Frequently Asked Questions (FAQs)
- Why does Peter "ship code he doesn't read"?
He believes much of modern app code is "boring plumbing" for data transformation; he focuses on system architecture and trusts AI agents to generate the correct, validated boilerplate code. - What is "closing the loop" and why is it important?
It means designing the development process so AI agents can automatically compile, lint, run tests, and verify their output. This feedback loop is why AI is particularly good at coding compared to creative tasks. - Why are traditional code reviews becoming less useful?
With AI, the valuable artifact is the prompt and the architectural thinking behind it. Reviewing the generated code is often less efficient than reviewing the prompt and having an agent implement the vision directly. - How does Peter's workflow with AI agents actually work?
He runs multiple agents (like OpenAI's Codex) in parallel, having conversations to plan features, then instructs them to "weave" code into the codebase. He juggles these parallel tasks like a strategist managing multiple game boards. - What are the biggest challenges for companies adopting AI effectively?
It requires a complete redefinition of roles and processes, favoring high-agency, product-focused builders over specialized roles. Existing codebases and company structures are significant barriers to this change. - What advice does he have for new developers entering the field?

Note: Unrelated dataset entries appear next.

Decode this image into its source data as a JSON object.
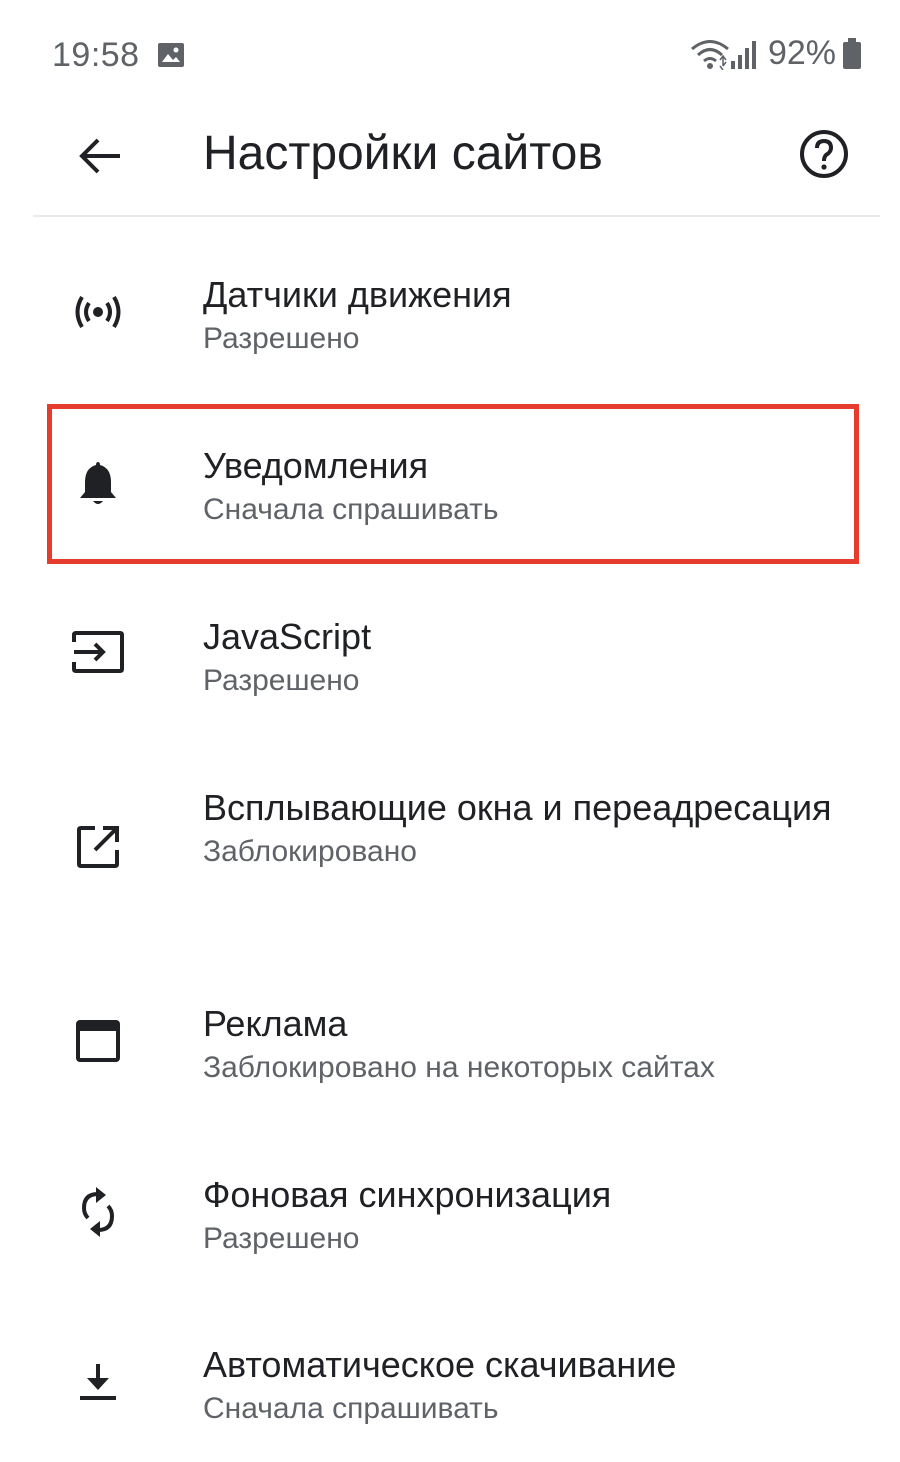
{
  "status_bar": {
    "time": "19:58",
    "battery": "92%",
    "icons": [
      "gallery-icon",
      "wifi-icon",
      "signal-icon",
      "battery-icon"
    ]
  },
  "app_bar": {
    "title": "Настройки сайтов",
    "back_icon": "arrow-left-icon",
    "help_icon": "help-circle-icon"
  },
  "settings": {
    "items": [
      {
        "title": "Датчики движения",
        "subtitle": "Разрешено",
        "icon": "motion-sensors-icon"
      },
      {
        "title": "Уведомления",
        "subtitle": "Сначала спрашивать",
        "icon": "bell-icon",
        "highlighted": true
      },
      {
        "title": "JavaScript",
        "subtitle": "Разрешено",
        "icon": "javascript-icon"
      },
      {
        "title": "Всплывающие окна и переадресация",
        "subtitle": "Заблокировано",
        "icon": "popup-icon"
      },
      {
        "title": "Реклама",
        "subtitle": "Заблокировано на некоторых сайтах",
        "icon": "ads-icon"
      },
      {
        "title": "Фоновая синхронизация",
        "subtitle": "Разрешено",
        "icon": "sync-icon"
      },
      {
        "title": "Автоматическое скачивание",
        "subtitle": "Сначала спрашивать",
        "icon": "download-icon"
      }
    ]
  },
  "colors": {
    "highlight_border": "#e53c2e",
    "primary_text": "#202124",
    "secondary_text": "#5f6368"
  }
}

Be infinitely curious, use AI as a patient tutor to understand complex systems, and focus on building things to gain practical experience, even if you're not writing every line of code yourself.
Conclusion
Peter Steinberger's journey highlights a seismic shift in software development, where AI agents handle implementation details, allowing developers to focus on architecture, product vision, and user experience. His experience building PSPDFKit provided the foundational knowledge that now allows him to effectively guide AI. While this new paradigm is highly productive for individual builders and small teams, it poses significant adaptation challenges for larger organizations with entrenched processes. The core skills of the future may revolve around system design, taste, and the ability to communicate effectively with AI.
Action Suggestion: Experiment with setting up a "closed loop" for an AI agent on a small project, where it must write, run, and pass tests for its own code before considering the task complete.